Improvisation, life is full of it. I almost always use it as a starting place when I am researching a new idea. I will give myself parameters to work eventually, but I always film my improvisations because the freshness of that moment can sometimes contain so much information. Occasionally I look at the film to see if something interesting has arisen or I look at it later in the process to remind me why I have chosen an image or where I might like to go with that image.
PAQ:How do you structure and manage your days/weeks/months to get it all in? Do you have micro/macro plans that you stick to?
JD:I have just finished a rough draft of a 3 year plan. I am learning that the dance world works at least 1 year in advance with bookings and funding applications etc, so instead of running alongside it I am trying to get in front of it. This is a great challenge for me as I am an improviser. I have been assured by various people that a 3 year plan still has room for improvisation!
Generally my work is structured on a project to project basis. I have 1 or 2 major projects each year, usually the creation of a new dance work and/or mounting a full-length production. Of late, my projects have been structured so that I have a creation period that is all-consuming and requires me to block off a specific period of time. I may not have very much time in the studio prior to or after the fixed period. Most administrative work and slotting-in of commissions or costume design happens around the major projects. I think of it like a pond of lily pads, including the balancing act involved in crossing it.
I have come to accept that I need a lot of processing time in my life. I used to think of this as procrastination but now I revel in it.
PAQ: What is a current favourite resource or material?
JD: Music of all kinds though generally I return to some old faves to get the engine going. I feel strongly about the connection between music and dance. I almost always work with music first then the dance. Hmmm, maybe this is a challenge for my next research period: sans music a la debut!
Photographs of people and places that I know and don’t know.
Fabic and clothing: I love to work in costume as soon as I can. I like to see how the costume informs the work, to allow it to become fully integrated in the work.
PAQ: What about your work keeps you up at night (for good or ill!)?
JD: If I am creating I generally sleep very little. I like the tired energy that it produces. My mind is open somehow and I have less energy to spend on filtering and questioning. The energy and ideas come from an instinctual place when I am tired. What it is exactly that keeps me up I can’t necessarily pin-point. Images of where to go next with the work is something.
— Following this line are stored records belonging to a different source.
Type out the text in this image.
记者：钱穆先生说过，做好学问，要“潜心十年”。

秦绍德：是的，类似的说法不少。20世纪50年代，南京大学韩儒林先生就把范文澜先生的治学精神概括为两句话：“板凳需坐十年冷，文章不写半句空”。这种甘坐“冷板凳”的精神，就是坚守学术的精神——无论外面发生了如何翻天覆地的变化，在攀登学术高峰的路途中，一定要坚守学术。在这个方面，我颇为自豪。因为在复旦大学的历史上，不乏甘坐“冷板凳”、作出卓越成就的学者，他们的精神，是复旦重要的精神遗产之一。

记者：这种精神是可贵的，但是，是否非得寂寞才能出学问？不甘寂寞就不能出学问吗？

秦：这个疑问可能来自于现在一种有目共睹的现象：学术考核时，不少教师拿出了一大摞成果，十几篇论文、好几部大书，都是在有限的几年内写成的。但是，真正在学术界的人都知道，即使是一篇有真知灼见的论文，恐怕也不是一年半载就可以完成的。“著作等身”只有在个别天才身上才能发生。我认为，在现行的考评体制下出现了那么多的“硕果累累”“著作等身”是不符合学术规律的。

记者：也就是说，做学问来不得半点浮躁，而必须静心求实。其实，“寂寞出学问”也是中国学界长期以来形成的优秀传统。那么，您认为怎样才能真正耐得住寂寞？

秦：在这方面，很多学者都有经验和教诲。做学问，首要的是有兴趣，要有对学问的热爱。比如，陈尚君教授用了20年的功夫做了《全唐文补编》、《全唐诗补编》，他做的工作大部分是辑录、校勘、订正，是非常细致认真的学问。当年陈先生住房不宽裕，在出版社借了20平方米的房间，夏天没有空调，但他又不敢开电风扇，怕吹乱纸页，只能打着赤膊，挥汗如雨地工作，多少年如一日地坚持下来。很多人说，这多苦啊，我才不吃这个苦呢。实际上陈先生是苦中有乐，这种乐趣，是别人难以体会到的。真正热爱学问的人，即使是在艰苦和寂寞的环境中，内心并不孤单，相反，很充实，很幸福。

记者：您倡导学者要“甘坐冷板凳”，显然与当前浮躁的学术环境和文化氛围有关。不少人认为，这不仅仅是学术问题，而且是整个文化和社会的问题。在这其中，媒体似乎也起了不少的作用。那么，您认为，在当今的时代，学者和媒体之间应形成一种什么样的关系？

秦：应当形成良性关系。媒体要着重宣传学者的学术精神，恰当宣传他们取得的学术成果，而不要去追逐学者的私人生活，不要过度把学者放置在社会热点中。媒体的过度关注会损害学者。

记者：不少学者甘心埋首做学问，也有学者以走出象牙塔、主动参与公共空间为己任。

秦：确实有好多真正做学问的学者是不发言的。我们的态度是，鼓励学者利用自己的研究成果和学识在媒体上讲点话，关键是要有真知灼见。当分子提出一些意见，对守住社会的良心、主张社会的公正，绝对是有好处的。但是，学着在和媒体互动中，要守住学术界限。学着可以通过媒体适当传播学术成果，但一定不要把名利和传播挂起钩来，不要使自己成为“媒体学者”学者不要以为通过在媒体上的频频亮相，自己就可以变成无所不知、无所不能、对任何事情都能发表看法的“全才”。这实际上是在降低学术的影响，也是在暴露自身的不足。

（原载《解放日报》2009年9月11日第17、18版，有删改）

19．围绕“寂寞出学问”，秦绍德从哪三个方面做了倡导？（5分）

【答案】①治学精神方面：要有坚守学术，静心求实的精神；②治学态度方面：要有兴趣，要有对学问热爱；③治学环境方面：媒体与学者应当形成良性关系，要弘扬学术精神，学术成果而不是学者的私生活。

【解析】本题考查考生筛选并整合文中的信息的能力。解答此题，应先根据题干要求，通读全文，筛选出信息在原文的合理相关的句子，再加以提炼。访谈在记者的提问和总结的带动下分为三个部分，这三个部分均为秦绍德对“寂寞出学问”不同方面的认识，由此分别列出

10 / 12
PAQ: How has your aesthetic evolved over the years?
JD: While I still like to work with line, rhythm and timing, I have stopped placing so much importance on finding and reproducing exact steps. Dance is a living art and I seek to create and enjoy an experience on stage rather than something constrained.
THE WRAP UP
Jennifer Dallas returns soon from a trip of teaching and creating dance in Burkina Faso and Israel. Her company Kemi has an event in Toronto in November where you can check out her latest work in progress. Jennifer will also return to her costuming work at The School of Toronto Dance Theater so watch for her thoughtful work, both textile and choreographic, coming soon!